[Opensim-users] Consequences of vicinity

Frank W Sweet fwsweet at backintyme.com
Tue Dec 30 00:49:32 UTC 2008


The present HG "link-region" console command is, of necessity, a
temporary expedient. In a few years, there may well be tens of
thousands of independent stand-alone sims out there (mostly roleplay,
formal education, or corporate training). Users will need to TP among
them as easily as they link between web pages today. The appropriate
analogy for HG-TP is the html link.

Today's HG "link-region" console command demands sim owner involvment.
This is as infeasible as asking a website owner to let you link out of
her website. Instead, HG-TP must be made dynamic. The destination
region must be notified to prepare only when the use actually clicks
on TP-out, and the actual TP initiated only after that first step.

Users will never fly (or walk or drive) from one standalone region (or
one grid) to another. Hence, there is no need to notify every
conceivable destination sim (no matter how near or far grid-wise) that
user-A has logged on somewhere. Instead, only the immediate target
region of an initiated HG-TP should be notified, and that notification
should then be immediately followed by the incoming user.

That way, only those users actually present at the UCI Welcome region,
plus those inbound in transit, will spawn child agents in the region
(rather than spawnng child agents for every user in every linked sim). 
True, even these agents may still overload the region if it is
extremely popular. But that is a problem that we already know how 
handle.

Frank W. Sweet
Backintyme Publishing

----- Original Message ----- 

Message: 5
Date: Mon, 29 Dec 2008 11:16:00 -0800
From: Diva Canto <diva at metaverseink.com>
Subject: [Opensim-users] Consequences of vicinity
To: opensim-users at lists.berlios.de
Message-ID: <495921F0.9010306 at metaverseink.com>
Content-Type: text/plain; charset=ISO-8859-1; format=flowed

Hi,

As we move opensim into a truly decentralized system, with things like
the Hypergrid, but also grids like OSGrid, it is important for people
to
understand what space vicinity really means, and the consequences of
neighboring someone. I thought I'd write this in an email, to reach
the
wider number of opensim users.

One of the main features of these 3D VWs is the continuity of 3D space
in a logical grid. That is, you are in a region but you can see the
things that are in neighboring regions, even when those neighboring
regions are running on machines half-way across the globe. You can
cross
to your remote neighbors as if you were crossing to a region on your
machine, etc. That's all very nice, but...
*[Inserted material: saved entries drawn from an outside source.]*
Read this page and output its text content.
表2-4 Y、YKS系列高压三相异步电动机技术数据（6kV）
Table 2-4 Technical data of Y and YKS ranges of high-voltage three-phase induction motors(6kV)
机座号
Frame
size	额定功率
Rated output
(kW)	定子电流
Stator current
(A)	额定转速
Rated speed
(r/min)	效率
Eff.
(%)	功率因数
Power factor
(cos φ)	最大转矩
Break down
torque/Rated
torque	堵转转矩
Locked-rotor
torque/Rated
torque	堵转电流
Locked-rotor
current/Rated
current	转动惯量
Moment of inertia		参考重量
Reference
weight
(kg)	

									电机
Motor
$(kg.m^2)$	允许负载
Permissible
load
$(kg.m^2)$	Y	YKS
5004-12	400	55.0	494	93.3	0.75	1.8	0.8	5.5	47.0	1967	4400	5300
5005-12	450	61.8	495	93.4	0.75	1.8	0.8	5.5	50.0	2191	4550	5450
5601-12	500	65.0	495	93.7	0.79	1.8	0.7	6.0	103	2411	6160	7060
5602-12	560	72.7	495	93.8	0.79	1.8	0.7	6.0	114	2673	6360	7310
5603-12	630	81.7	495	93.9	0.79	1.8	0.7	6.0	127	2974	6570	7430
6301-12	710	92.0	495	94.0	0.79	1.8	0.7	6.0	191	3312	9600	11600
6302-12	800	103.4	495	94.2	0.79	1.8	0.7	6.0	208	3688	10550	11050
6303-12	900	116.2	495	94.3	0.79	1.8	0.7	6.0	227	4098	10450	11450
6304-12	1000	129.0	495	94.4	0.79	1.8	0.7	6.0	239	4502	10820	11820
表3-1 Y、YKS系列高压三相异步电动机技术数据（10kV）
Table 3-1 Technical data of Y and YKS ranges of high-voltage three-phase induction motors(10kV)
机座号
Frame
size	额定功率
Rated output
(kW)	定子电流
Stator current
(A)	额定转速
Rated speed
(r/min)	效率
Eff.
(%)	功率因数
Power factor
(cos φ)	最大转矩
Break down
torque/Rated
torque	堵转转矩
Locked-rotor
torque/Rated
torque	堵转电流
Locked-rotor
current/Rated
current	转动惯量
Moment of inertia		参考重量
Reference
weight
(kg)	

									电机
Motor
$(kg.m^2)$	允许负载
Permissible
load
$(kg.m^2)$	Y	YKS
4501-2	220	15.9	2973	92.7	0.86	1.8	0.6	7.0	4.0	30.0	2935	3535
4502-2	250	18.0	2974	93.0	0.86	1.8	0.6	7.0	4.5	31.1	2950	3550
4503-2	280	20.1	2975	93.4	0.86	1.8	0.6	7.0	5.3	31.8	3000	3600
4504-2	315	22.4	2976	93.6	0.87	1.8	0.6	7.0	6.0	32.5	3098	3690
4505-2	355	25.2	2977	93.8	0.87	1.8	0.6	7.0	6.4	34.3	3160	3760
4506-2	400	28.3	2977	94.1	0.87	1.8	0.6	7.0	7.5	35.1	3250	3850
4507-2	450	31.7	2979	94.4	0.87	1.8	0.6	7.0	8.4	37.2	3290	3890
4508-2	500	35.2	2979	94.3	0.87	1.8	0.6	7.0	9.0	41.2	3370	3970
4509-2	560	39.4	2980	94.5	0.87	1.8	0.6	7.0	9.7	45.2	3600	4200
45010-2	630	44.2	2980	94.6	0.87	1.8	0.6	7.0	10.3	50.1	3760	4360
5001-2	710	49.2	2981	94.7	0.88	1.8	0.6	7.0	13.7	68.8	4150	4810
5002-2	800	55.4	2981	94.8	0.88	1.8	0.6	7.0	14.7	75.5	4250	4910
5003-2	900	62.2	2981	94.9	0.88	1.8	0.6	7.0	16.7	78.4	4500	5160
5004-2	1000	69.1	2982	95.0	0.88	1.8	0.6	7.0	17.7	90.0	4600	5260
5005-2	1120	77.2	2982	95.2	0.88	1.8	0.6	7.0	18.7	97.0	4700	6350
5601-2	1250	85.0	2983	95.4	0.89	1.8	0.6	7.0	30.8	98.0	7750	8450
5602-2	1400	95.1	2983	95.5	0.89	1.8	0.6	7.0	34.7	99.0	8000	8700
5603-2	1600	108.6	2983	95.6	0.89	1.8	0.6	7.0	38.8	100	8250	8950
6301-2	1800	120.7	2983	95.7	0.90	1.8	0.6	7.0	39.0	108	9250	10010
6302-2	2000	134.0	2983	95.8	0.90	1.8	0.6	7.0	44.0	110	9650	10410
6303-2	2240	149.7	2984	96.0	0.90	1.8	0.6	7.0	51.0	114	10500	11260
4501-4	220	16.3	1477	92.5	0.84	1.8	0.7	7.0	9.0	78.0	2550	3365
This model is taken from massive multi-player on-line games *that are
controlled by single organizations*. Things need a lot more
consideration when we go to a decentralized control system. Let me
explain why.

The illusion of space continuity is achieved by spawning computations
on
your neighbors' machines (and your neighbors' on yours). This is done
via inter-simulator communications, that start and manage what is
known
as "child agents". There are a number of consequences of this:

1) As we work on inter-simulator communications, if your neighbors
aren't exactly on the same version of OpenSim that you are, things may
break badly for you.

2) For HG, if you place an hyperlink next to your region, it will
create
child agents on that remote simulator. For example, if everybody would
place the UCI Welcome region as a direct neighbor, the poor UCI
Welcome
region would have hundreds of child agents -- the number of
hyper-neighbors is not restricted to 8.

For the HG, distance is not enforced (yet), but it may very well be
enforced soon.

For grids like OSGrid, I strongly advise people who want some form of
stability while using SVN Head (ah!) to keep distance from their
neighbors. Inter-sim comms are about to go through a period of change.